Belgium’s prime minister has been grilled in parliament, as he battles to contain the fallout of the arrival of Catalan leaders.
Facing pressure, Charles Michel urged Madrid to talk to the separatists, but said he would not interfere in any extradition to Spain.
“The judicial rebound in Belgium will be treated as a judicial rebound and nothing else,” he told lawmakers. “This judicial rebound is and will not be a matter for the government. It is a question of democracy, rule of law, separation of powers.”
Deposed Catalan leader Carles Puigdemont and four former regional ministers turned up in Belgium last week.
They said they had fled arrest to campaign in Brussels against Spanish sanctions for running an independence referendum.
“I think that the European idea is in danger today,” said Peter de Roover, leader of the Flemish nationalist N-VA party in the Belgian parliament.
“So, as part of Europe I think we should try to influence other European countries to be more active here because I think something very important is happening at this moment.”
The Belgian prime minister, a French speaking Liberal, criticised police violence during last month’s referendum.

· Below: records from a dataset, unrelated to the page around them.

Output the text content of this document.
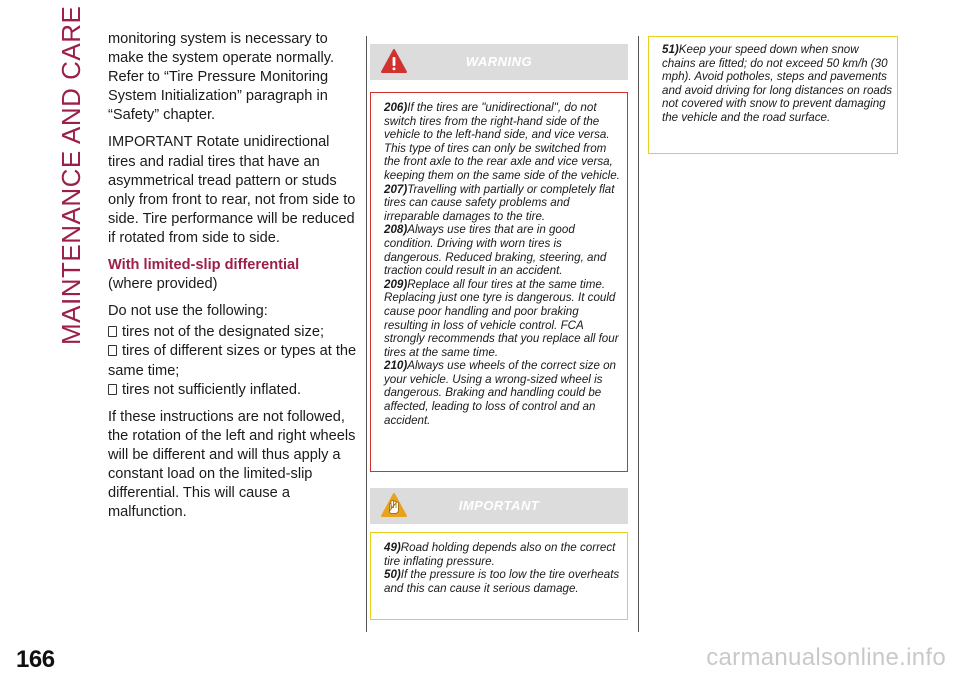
MAINTENANCE AND CARE monitoring system is necessary to make the system operate normally. Refer to “Tire Pressure Monitoring System Initialization” paragraph in “Safety” chapter.

IMPORTANT Rotate unidirectional tires and radial tires that have an asymmetrical tread pattern or studs only from front to rear, not from side to side. Tire performance will be reduced if rotated from side to side.

With limited-slip differential

(where provided)

Do not use the following:

tires not of the designated size;
tires of different sizes or types at the same time;
tires not sufficiently inflated.

If these instructions are not followed, the rotation of the left and right wheels will be different and will thus apply a constant load on the limited-slip differential. This will cause a malfunction.

WARNING

206)If the tires are "unidirectional", do not switch tires from the right-hand side of the vehicle to the left-hand side, and vice versa. This type of tires can only be switched from the front axle to the rear axle and vice versa, keeping them on the same side of the vehicle.

207)Travelling with partially or completely flat tires can cause safety problems and irreparable damages to the tire.

208)Always use tires that are in good condition. Driving with worn tires is dangerous. Reduced braking, steering, and traction could result in an accident.

209)Replace all four tires at the same time. Replacing just one tyre is dangerous. It could cause poor handling and poor braking resulting in loss of vehicle control. FCA strongly recommends that you replace all four tires at the same time.

210)Always use wheels of the correct size on your vehicle. Using a wrong-sized wheel is dangerous. Braking and handling could be affected, leading to loss of control and an accident.

IMPORTANT

49)Road holding depends also on the correct tire inflating pressure.

50)If the pressure is too low the tire overheats and this can cause it serious damage.

51)Keep your speed down when snow chains are fitted; do not exceed 50 km/h (30 mph). Avoid potholes, steps and pavements and avoid driving for long distances on roads not covered with snow to prevent damaging the vehicle and the road surface.

166	carmanualsonline.info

But he has sought to curb statements supporting the Catalan case from Flemish nationalists, a major partner in his coalition.

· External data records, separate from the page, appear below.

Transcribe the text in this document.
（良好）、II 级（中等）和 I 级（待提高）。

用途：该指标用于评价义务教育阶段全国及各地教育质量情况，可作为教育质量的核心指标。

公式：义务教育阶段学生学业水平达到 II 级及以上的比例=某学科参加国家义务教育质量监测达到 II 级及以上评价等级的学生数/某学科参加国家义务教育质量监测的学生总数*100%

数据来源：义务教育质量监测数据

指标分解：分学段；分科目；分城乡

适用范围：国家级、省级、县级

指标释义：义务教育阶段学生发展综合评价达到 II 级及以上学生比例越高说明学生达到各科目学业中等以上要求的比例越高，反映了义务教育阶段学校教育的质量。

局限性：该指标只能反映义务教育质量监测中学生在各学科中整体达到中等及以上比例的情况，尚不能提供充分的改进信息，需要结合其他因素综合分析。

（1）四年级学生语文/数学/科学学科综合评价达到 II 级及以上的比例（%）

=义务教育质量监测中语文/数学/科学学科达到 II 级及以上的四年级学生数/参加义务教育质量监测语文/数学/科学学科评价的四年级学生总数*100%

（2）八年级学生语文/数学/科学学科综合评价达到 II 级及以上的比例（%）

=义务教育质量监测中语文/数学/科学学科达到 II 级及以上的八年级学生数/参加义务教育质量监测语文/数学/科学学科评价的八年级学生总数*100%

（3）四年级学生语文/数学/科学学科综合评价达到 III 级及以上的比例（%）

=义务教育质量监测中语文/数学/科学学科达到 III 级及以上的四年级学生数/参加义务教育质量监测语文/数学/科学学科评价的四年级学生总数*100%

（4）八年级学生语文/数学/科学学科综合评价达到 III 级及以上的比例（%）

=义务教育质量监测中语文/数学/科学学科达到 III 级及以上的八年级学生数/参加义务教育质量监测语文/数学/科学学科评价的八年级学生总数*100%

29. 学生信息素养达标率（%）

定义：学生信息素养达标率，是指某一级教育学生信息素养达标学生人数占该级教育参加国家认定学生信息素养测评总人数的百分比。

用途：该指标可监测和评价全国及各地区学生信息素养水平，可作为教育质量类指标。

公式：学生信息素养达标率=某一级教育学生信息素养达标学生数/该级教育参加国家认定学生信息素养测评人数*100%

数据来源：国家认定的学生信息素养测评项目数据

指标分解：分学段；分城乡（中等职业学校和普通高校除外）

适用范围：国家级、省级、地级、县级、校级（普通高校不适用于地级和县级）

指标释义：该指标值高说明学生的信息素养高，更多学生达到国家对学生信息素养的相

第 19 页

“There are Flemish separatist and nationalist ministers in Belgium who are playing the game of the European Union, and that’s weakened Belgium’s position in Europe,” commented Olivier Maingain, a Francophone member of the Belgian parliament.
Belgium, with its own regional division between Dutch and French speakers, has become a reluctant host to the Catalans.
Reporting from Brussels, Euronews’ Elena Cavallone said: “Catalan independence claims have raised political tensions in Belgium, triggering perhaps the first of a series of domino effects in Europe.”